【「本が好き!」レビュー】『東京のちいさな美術館めぐり』浦島茂世著
提供: 本が好き!この秋、上野の森美術館ではフェルメール展が、国立西洋美術館ではルーベンス展が開催され、上野の美術館は人で溢れそうです。ただ、混んでいる企画展の場合、作品を見に行ったのか、人を見に行ったのだかわからなくなることもあるはず。
美術との出会いはどこまでも「個人としての体験」であり、作品が有名なのかどうなのかとは別の話。
この本を片手に上野に行くなら、洋館と日本家屋が併設されているいかにも明治・大正の建物に唸ってしまう「朝倉彫塑館」や若手の現代アートを見られる「スカイ・ザ・バスハウス」(元銭湯)や「3331アーツ千代田」(元小学校)に足を向けるのもおすすめです。
この本で特筆すべきは,「スカイ・ザ・バスハウス」「3331アーツ千代田」に加え、アラタウノ,山本現代などが入っている「白金アートコンプレックス」や「ナディフアパート」といった従来なら「ギャラリー」の枠組みに位置づけられる現代アートスペースまで「美術館」として入れていること。

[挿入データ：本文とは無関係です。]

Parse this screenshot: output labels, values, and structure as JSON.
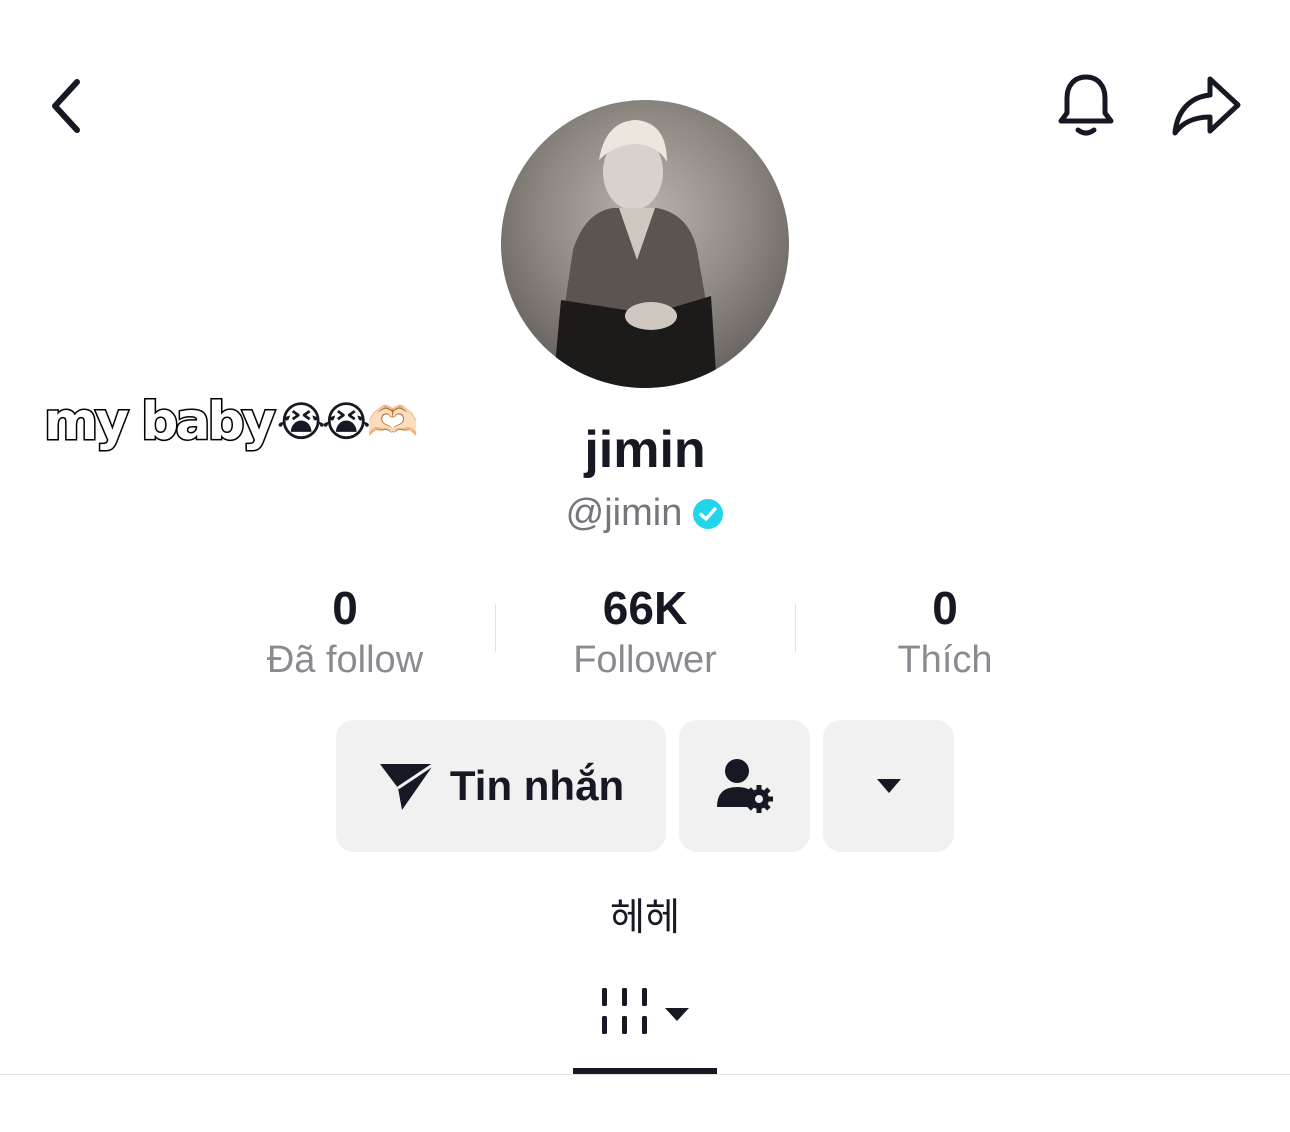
{
  "header": {
    "back_icon": "chevron-left-icon",
    "notification_icon": "bell-icon",
    "share_icon": "share-arrow-icon"
  },
  "sticker": {
    "text": "my baby",
    "emojis": "😭😭🫶🏻"
  },
  "profile": {
    "display_name": "jimin",
    "handle": "@jimin",
    "verified": true,
    "verified_color": "#20d5ec",
    "bio": "헤헤"
  },
  "stats": [
    {
      "value": "0",
      "label": "Đã follow"
    },
    {
      "value": "66K",
      "label": "Follower"
    },
    {
      "value": "0",
      "label": "Thích"
    }
  ],
  "actions": {
    "message_label": "Tin nhắn",
    "message_icon": "send-icon",
    "friend_settings_icon": "user-gear-icon",
    "more_icon": "caret-down-icon"
  },
  "tabs": {
    "active_icon": "grid-videos-icon",
    "dropdown_icon": "caret-down-icon"
  }
}
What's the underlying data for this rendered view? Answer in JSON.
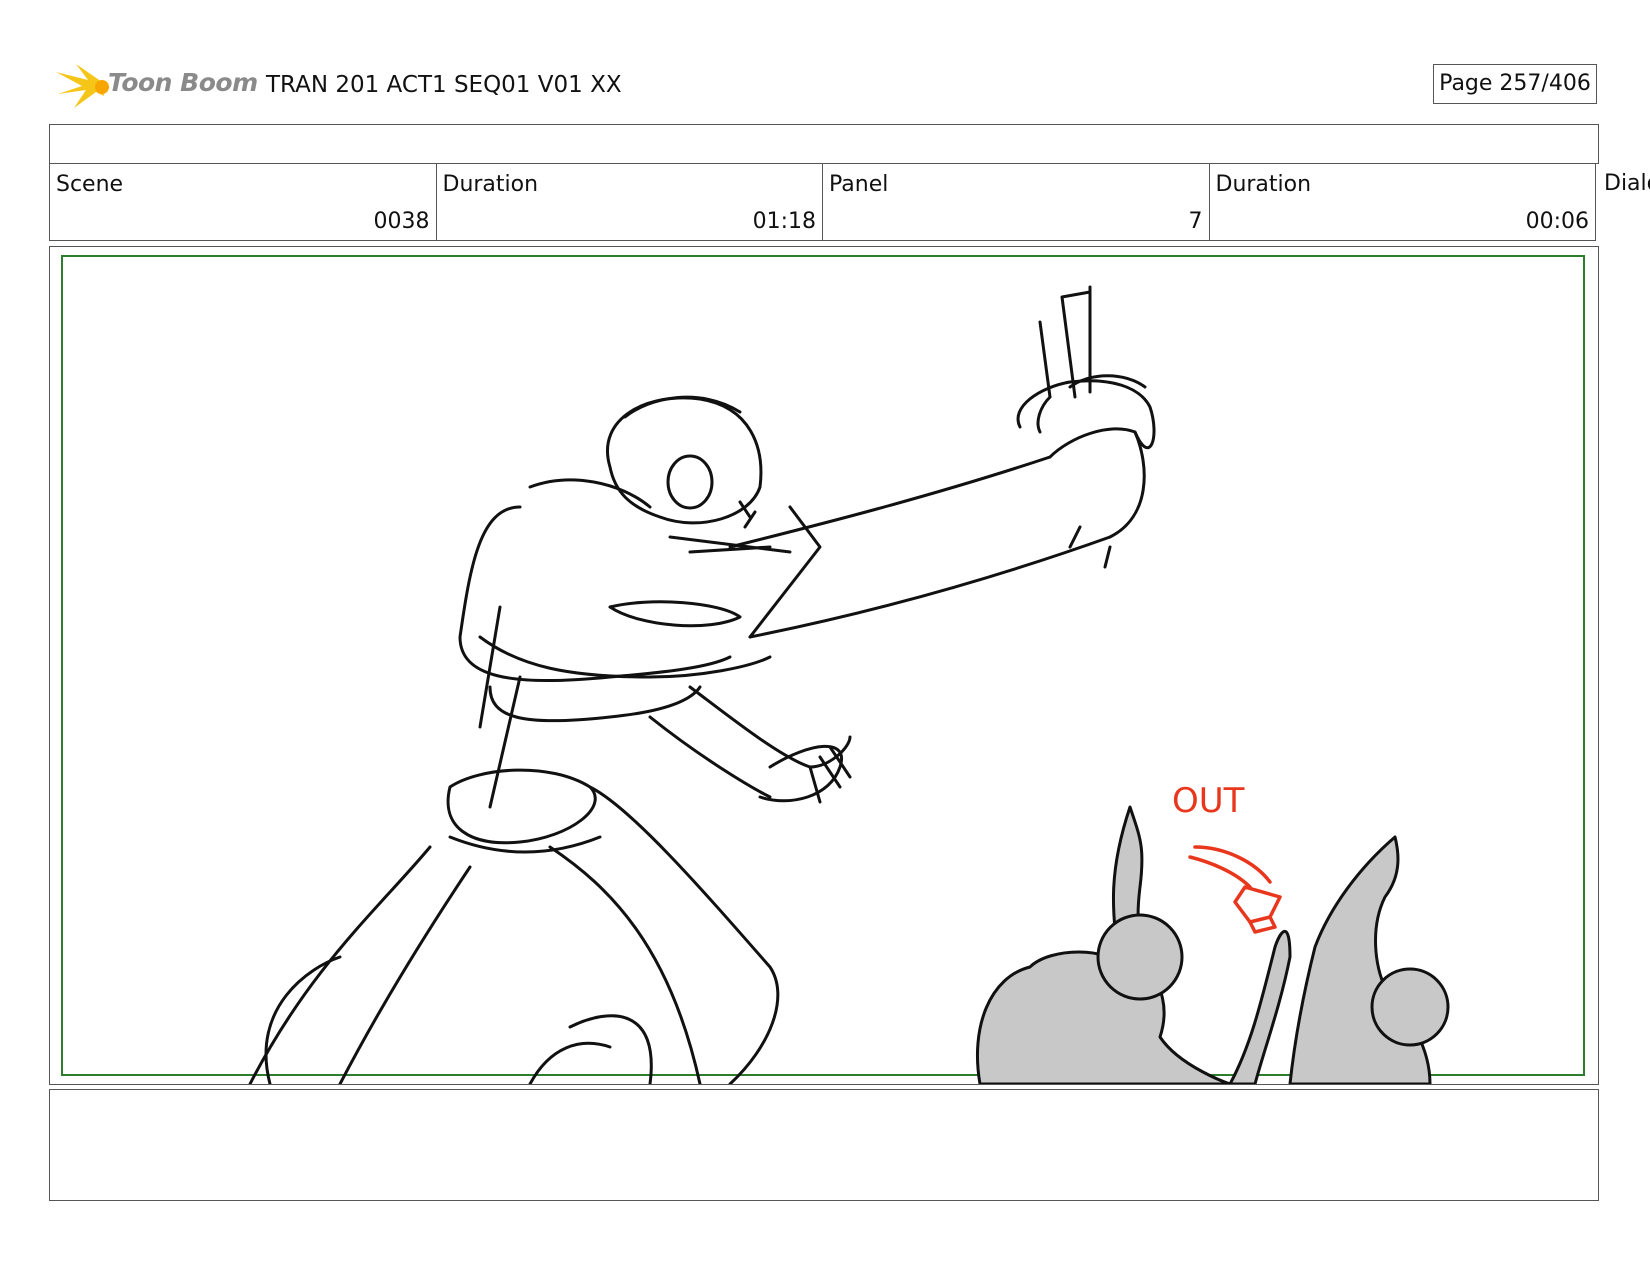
{
  "header": {
    "logo_name": "Toon Boom",
    "doc_title": "TRAN 201 ACT1 SEQ01 V01 XX",
    "page": "Page 257/406"
  },
  "info": {
    "scene_label": "Scene",
    "scene_value": "0038",
    "scene_duration_label": "Duration",
    "scene_duration_value": "01:18",
    "panel_label": "Panel",
    "panel_value": "7",
    "panel_duration_label": "Duration",
    "panel_duration_value": "00:06",
    "dialog_label": "Dialog"
  },
  "panel": {
    "annotation": "OUT",
    "annotation_color": "#e8371d",
    "safe_area_color": "#2e7d2e",
    "crowd_fill": "#c8c8c8"
  },
  "colors": {
    "logo_star": "#f5c518",
    "logo_text": "#8a8a8a",
    "frame_border": "#555555"
  }
}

美術と出会えるのは美術館だけではないということを読者に知らず知らずに伝えてくれています。
ところで、表紙はあきる野市深沢にある「深沢小さな美術館」。
『ぷりんぷりん物語】の人形も作成した造形作家・友永詔三さんのアトリエ併設美術館。深沢地区には彼が作った赤や黄の帽子をかぶった妖精たちが来訪者を迎えてくれます。美術館までは徒歩で山道を50分(バスは通っていません)かタクシー10分。この本で紹介されている106館のうち最も行くのが困難な美術館と場所を知っている私は断言しますし、これを表紙に持ってきた著者・編集者に頭が下がります。
読み込むというより、この本をバッグに入れて気になった美術館に足を運びたくなる1冊。